A loosely associative structure where people are free to choose beneficiaries, trusted agents, etc... can be an expression of freedom for allowing others to in part determine ones life and lifestyles either in incapacitation or for means of facilitation. Marriage fills this role, and that makes sense with what marriage expects of two adults. Yet marriage is something different because of its core impetus.

Civil Unions are also different, when the details get into play. My problem with Civil Unions are threefold:

1) The sexual-[dis]orientation hegemony, in spite of complaints about the restrictions on marriage, have created a more prejudiced and biased version. It has all the same restrictiveness, on (in my opinion) much more arbitrary grounds.

2) It is advocated only as an incremental step to fully neutering the marriage definition.

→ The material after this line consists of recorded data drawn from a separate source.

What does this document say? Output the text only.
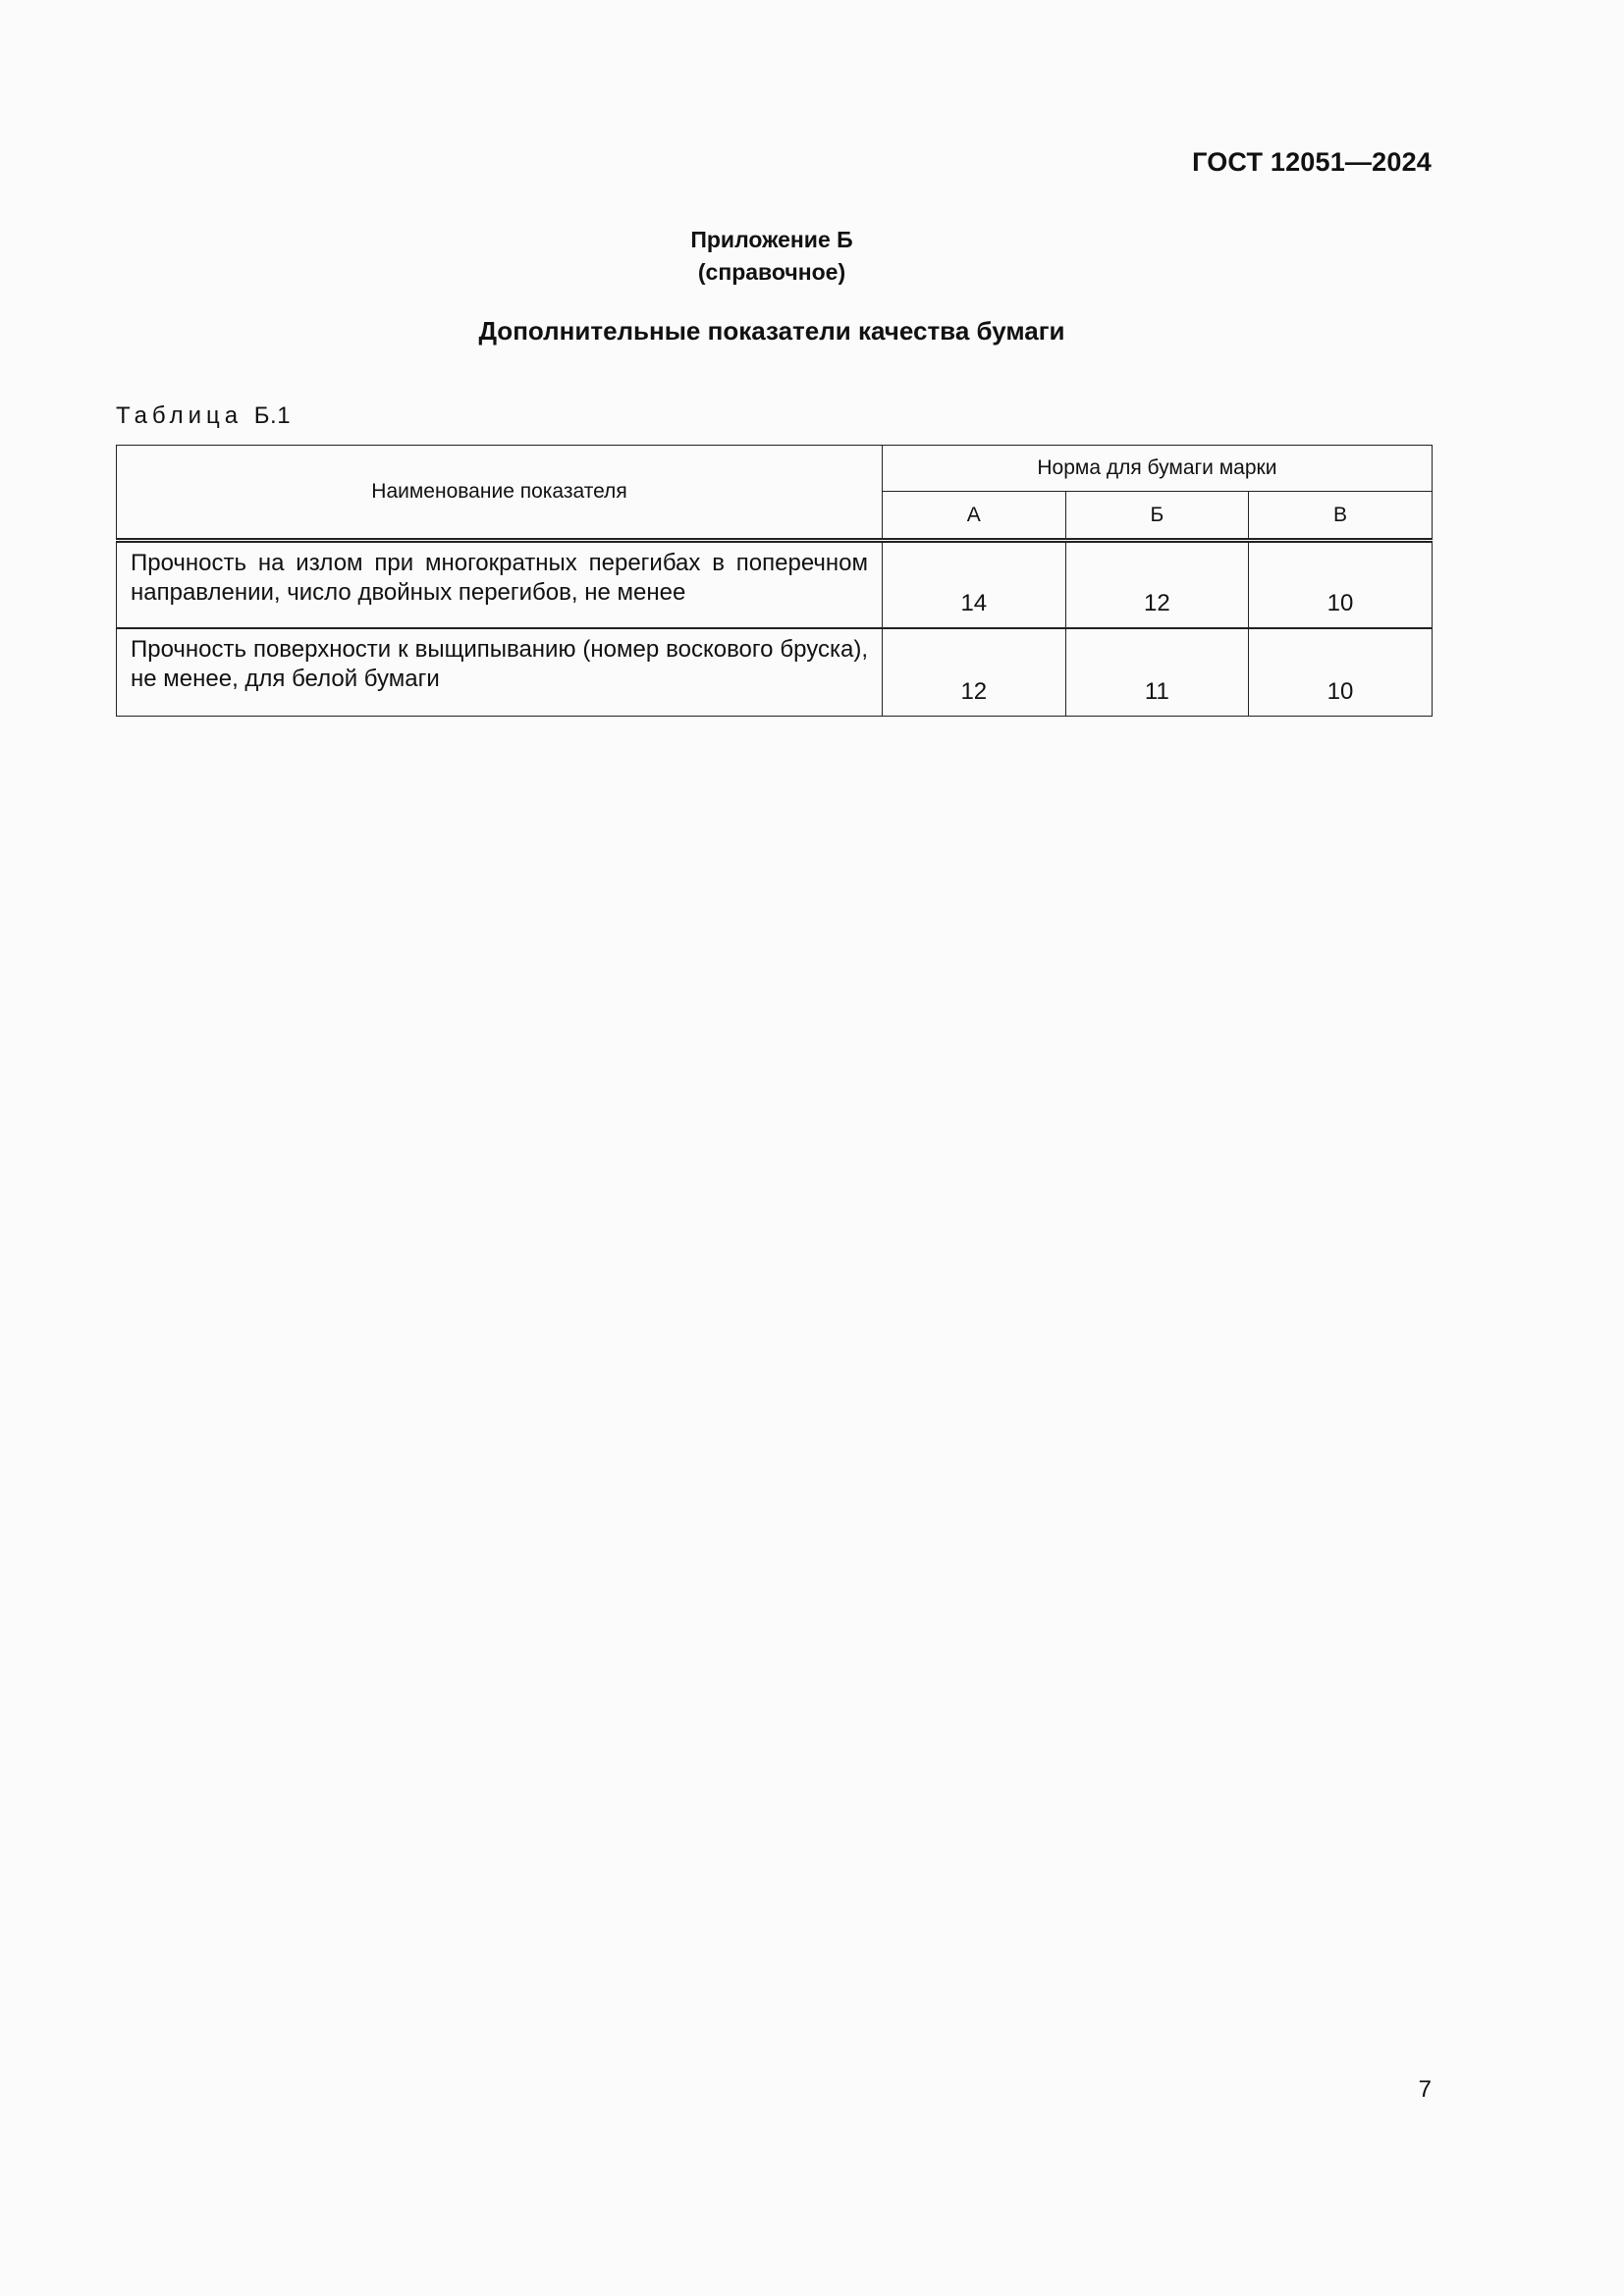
ГОСТ 12051—2024
Приложение Б
(справочное)
Дополнительные показатели качества бумаги
Таблица Б.1
Наименование показателя	Норма для бумаги марки		
	А	Б	В
Прочность на излом при многократных перегибах в поперечном направлении, число двойных перегибов, не менее	14	12	10
Прочность поверхности к выщипыванию (номер воскового бруска), не менее, для белой бумаги	12	11	10
7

3) It is tied directly to marriage in its formation and application. The explicit tie to marriage law gives it the same unwieldiness as neutered marriage. As an equatable force its social understanding is tied directly to marriage, having the same cultural effect as marriage.

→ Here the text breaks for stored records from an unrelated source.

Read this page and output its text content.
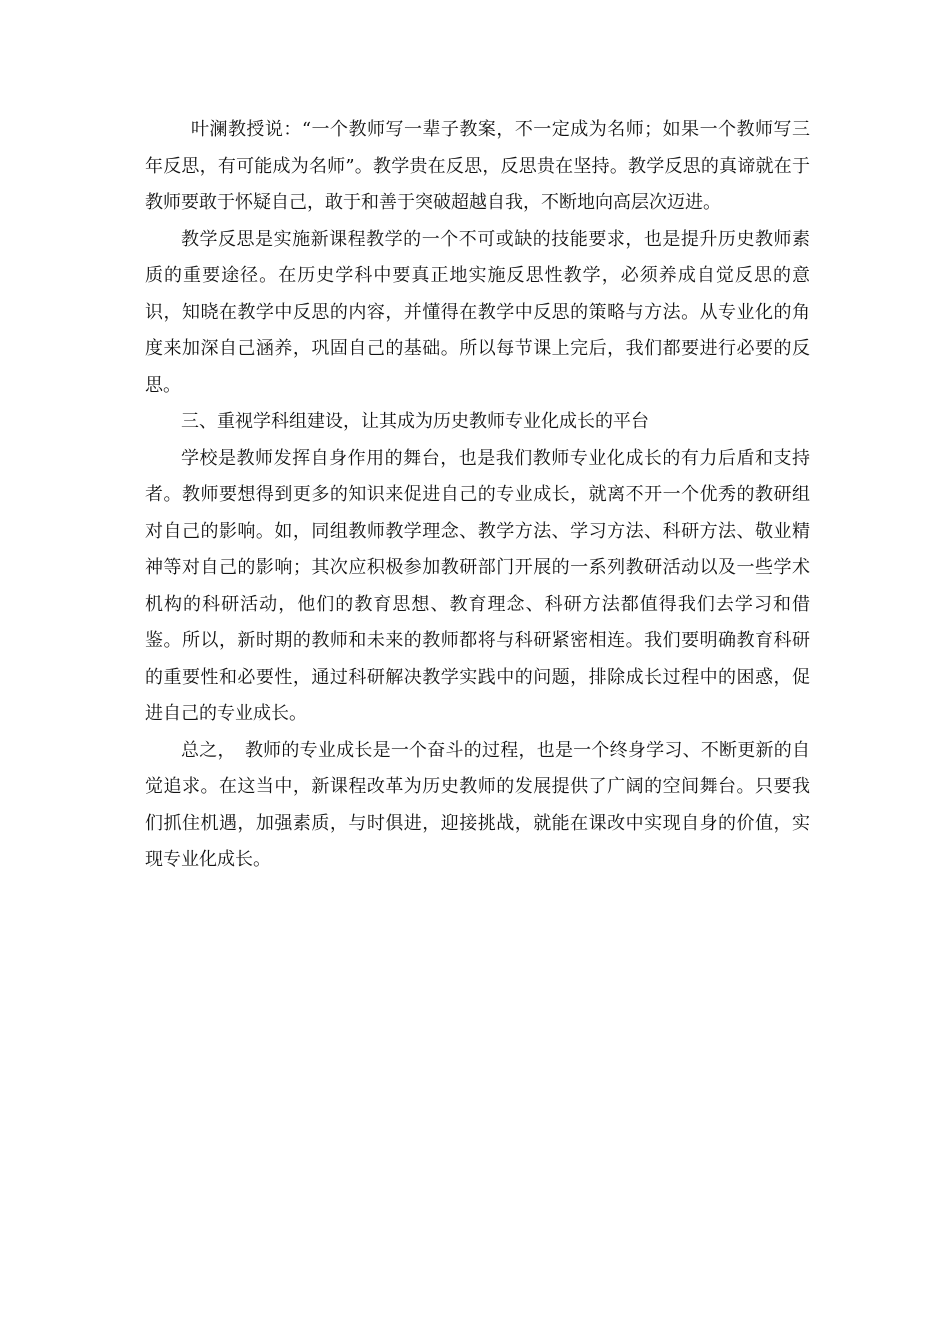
叶澜教授说：“一个教师写一辈子教案，不一定成为名师；如果一个教师写三年反思，有可能成为名师”。教学贵在反思，反思贵在坚持。教学反思的真谛就在于教师要敢于怀疑自己，敢于和善于突破超越自我，不断地向高层次迈进。

教学反思是实施新课程教学的一个不可或缺的技能要求，也是提升历史教师素质的重要途径。在历史学科中要真正地实施反思性教学，必须养成自觉反思的意识，知晓在教学中反思的内容，并懂得在教学中反思的策略与方法。从专业化的角度来加深自己涵养，巩固自己的基础。所以每节课上完后，我们都要进行必要的反思。

三、重视学科组建设，让其成为历史教师专业化成长的平台

学校是教师发挥自身作用的舞台，也是我们教师专业化成长的有力后盾和支持者。教师要想得到更多的知识来促进自己的专业成长，就离不开一个优秀的教研组对自己的影响。如，同组教师教学理念、教学方法、学习方法、科研方法、敬业精神等对自己的影响；其次应积极参加教研部门开展的一系列教研活动以及一些学术机构的科研活动，他们的教育思想、教育理念、科研方法都值得我们去学习和借鉴。所以，新时期的教师和未来的教师都将与科研紧密相连。我们要明确教育科研的重要性和必要性，通过科研解决教学实践中的问题，排除成长过程中的困惑，促进自己的专业成长。

总之，　教师的专业成长是一个奋斗的过程，也是一个终身学习、不断更新的自觉追求。在这当中，新课程改革为历史教师的发展提供了广阔的空间舞台。只要我们抓住机遇，加强素质，与时俱进，迎接挑战，就能在课改中实现自身的价值，实现专业化成长。
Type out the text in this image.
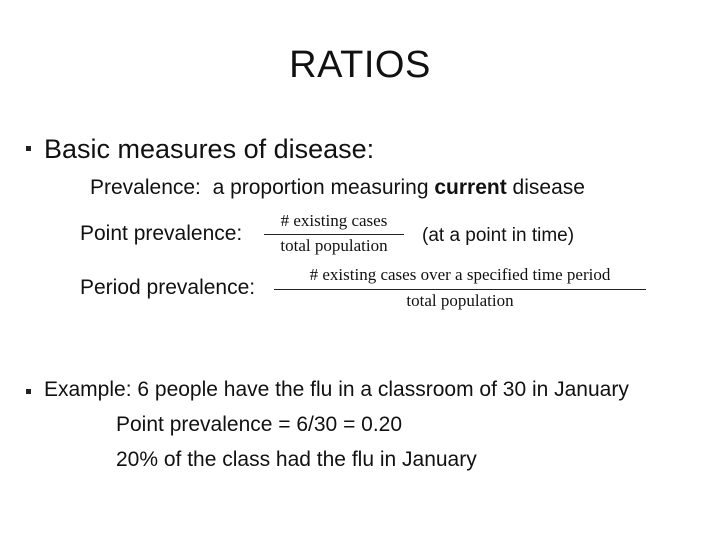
RATIOS
Basic measures of disease:
Prevalence:  a proportion measuring current disease
Point prevalence:
# existing cases
total population	(at a point in time)
Period prevalence:
# existing cases over a specified time period
total population
Example: 6 people have the flu in a classroom of 30 in January
Point prevalence = 6/30 = 0.20
20% of the class had the flu in January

On the third point, I believe the closeness in CU's to marriage is what initially confuses Eskeridge's data on Scandinavia, and his inability to provide a real impact point for which to make the association that is so easy for Blankenhorn and Kurtz to point out. He can easily commit to a specific legal change, though similarity in legal structure, and social understanding seem lost on him.

But just to sum up, I can agree with CU's in concept, but details that seem to keep wedging themselves into the CU concept tend to taint them beyond effectiveness for the social need it could fill.

Anonymous said...

My biggest problem with Civil Unions is simple: although they are not legally marriages, you can just bet they are going to be called marriages in the media and in entertainment. That is, a same-sex couple who in fact received a civil union will be referred to as "married" when seen or referred to in the media, further causing young people to think that marriage has already been androgynized. If the media would agree to not do this and stick to this agreement, I'd have less problems with the idea, though I'd still have many other concerns.

José Solano said...

A problem I have with these terms is that they are essentially euphemism politically contrived to evade examining the actual condition. I have proposed elsewhere that the homosexual relationship be called just that, THE HOMOSEXUAL RELATIONSHIP. After all, legislation for “civil unions,” “civil partnerships,” etc.is being created exclusively for homosexual relationships. They are not like reciprocal benefits where other adults may reap benefits. Call it what it is and then let the people vote to see if they wish to provide special privileges and benefits for homosexual relationships.

Alexander Riley said...

We're talking about a very, very tiny fringe portion of the population. Perhaps 3% of Americans are homosexual (per the most broadly agreed upon figures), and only some subpopulation of that number (and for male homosexuals, who are more numerous than females, almost certainly a minority) are coupled.

The dangers of the slippery slope to marriage (and thus to the entire culture) far outweigh any benefits to be accrued to that tiny number of people. I think one has to oppose even civil unions for them.

Marty said...

I can't abide Civil Unions for the same reason I cannot accept same-sex marriage:

I don't believe the State, or the People, want to legitimize family relationships that are founded in gender bias and segregation.

Any man or woman who is incapable of loving a member of the opposite sex -- soley because of their different genital structure -- need therapy to correct their bigotted thinking. What they DON'T need is affirmation.

Separate is never equal. Why so many leftists are suddenly claiming that it is, is baffling.